Economic activity is all about production and trade. What we produce can be consumed or saved. What we save can sit idle or be used to produce things for future consumption. When we use savings for the latter it is called investment. Savings (also called wealth) is really just an uncertain claim on future consumption. It is uncertain because an investment may or may not work out well. For example, building a house that no one wants to live in is an investment with a negative return; making a small machine that can store and play thousands of songs that is consumed by millions of people has a positive return.
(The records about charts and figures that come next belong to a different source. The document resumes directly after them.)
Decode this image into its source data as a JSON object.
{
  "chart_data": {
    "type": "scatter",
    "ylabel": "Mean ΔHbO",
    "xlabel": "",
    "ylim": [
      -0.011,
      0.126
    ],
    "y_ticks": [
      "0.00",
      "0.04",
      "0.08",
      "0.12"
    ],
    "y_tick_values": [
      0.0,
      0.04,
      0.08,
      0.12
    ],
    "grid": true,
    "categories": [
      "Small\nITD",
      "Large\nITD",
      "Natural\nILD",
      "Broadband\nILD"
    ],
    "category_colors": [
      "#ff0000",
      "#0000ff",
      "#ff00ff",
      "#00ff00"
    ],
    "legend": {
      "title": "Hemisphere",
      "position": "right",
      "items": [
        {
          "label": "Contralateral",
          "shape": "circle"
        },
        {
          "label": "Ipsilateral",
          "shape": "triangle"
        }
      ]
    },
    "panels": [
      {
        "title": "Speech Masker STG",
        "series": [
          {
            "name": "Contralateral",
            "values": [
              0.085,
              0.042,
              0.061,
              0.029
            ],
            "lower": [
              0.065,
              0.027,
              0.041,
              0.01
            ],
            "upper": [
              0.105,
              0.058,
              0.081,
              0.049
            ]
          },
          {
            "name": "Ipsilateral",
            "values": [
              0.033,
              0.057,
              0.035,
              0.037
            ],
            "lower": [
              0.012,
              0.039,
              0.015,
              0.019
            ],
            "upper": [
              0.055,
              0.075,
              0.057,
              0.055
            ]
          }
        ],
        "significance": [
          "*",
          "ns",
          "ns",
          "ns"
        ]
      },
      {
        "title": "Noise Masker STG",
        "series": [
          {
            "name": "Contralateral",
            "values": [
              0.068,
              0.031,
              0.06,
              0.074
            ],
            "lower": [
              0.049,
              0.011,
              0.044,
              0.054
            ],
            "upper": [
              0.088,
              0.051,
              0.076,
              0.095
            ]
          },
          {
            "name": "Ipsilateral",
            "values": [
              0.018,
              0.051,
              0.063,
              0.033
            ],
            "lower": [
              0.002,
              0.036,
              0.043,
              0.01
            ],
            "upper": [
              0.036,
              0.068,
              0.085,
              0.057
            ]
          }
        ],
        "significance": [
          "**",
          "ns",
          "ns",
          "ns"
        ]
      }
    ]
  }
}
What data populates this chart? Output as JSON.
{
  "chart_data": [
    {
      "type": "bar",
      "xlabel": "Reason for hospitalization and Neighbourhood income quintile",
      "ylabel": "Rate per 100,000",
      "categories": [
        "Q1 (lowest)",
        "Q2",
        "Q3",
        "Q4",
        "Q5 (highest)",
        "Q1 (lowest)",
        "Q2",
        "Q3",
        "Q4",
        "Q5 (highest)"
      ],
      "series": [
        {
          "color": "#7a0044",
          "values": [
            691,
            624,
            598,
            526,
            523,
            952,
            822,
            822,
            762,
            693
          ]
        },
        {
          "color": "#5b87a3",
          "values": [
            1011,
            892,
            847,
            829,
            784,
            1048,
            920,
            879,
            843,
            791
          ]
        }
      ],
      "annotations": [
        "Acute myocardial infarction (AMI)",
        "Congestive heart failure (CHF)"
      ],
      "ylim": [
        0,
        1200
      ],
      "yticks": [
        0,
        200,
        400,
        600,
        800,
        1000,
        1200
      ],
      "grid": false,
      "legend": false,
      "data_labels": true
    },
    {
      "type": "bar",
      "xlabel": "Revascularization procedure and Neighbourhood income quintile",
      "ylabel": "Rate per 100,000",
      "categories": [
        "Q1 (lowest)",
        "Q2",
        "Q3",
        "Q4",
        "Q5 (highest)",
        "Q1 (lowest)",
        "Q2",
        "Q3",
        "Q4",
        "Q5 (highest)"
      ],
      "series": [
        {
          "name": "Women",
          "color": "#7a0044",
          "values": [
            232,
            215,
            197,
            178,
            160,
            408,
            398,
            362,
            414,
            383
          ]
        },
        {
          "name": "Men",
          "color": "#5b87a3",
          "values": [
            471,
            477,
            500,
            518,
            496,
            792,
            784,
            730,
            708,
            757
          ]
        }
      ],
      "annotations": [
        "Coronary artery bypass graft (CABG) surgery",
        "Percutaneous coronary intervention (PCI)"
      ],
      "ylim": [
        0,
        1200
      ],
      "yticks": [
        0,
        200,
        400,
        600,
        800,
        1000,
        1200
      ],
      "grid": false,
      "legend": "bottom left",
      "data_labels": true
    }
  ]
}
The role of bankers is an important one in any economy, but it is often performed quite poorly. Actually, the role of a banker is simple - he is the middleman between savers and investors. Savers are not necessarily good at producing things that can be consumed in the future, so they take their money to a banker. In theory, the banker knows people who are good at producing. They make a deal that gives the investors access to the savers' resources and all three share the proceeds in some way that they agree to among themselves.

Now, some of these investments fail and some succeed, but in a free market, we can expect that, on average, they will have a positive return. This is true, not because the group of bankers and investors are inherently skilled, but because those who are not skilled will fail and move into other professions. An investor who consistently has negative returns will eventually lose the trust of the bankers and lose access to the resources of savers; a banker who consistently funnels money to failed enterprises will lose savers as customers.

But this process of weeding out incompetent bankers only happens if the bankers must rely on their own success to make a living. If an outside entity, like the government, gives bankers an opportunity to continue banking after they have failed, the system falls apart.

Bailouts accomplish exactly that, and Goldman Sachs and JP Morgan Chase were among those at the front of the bailout line.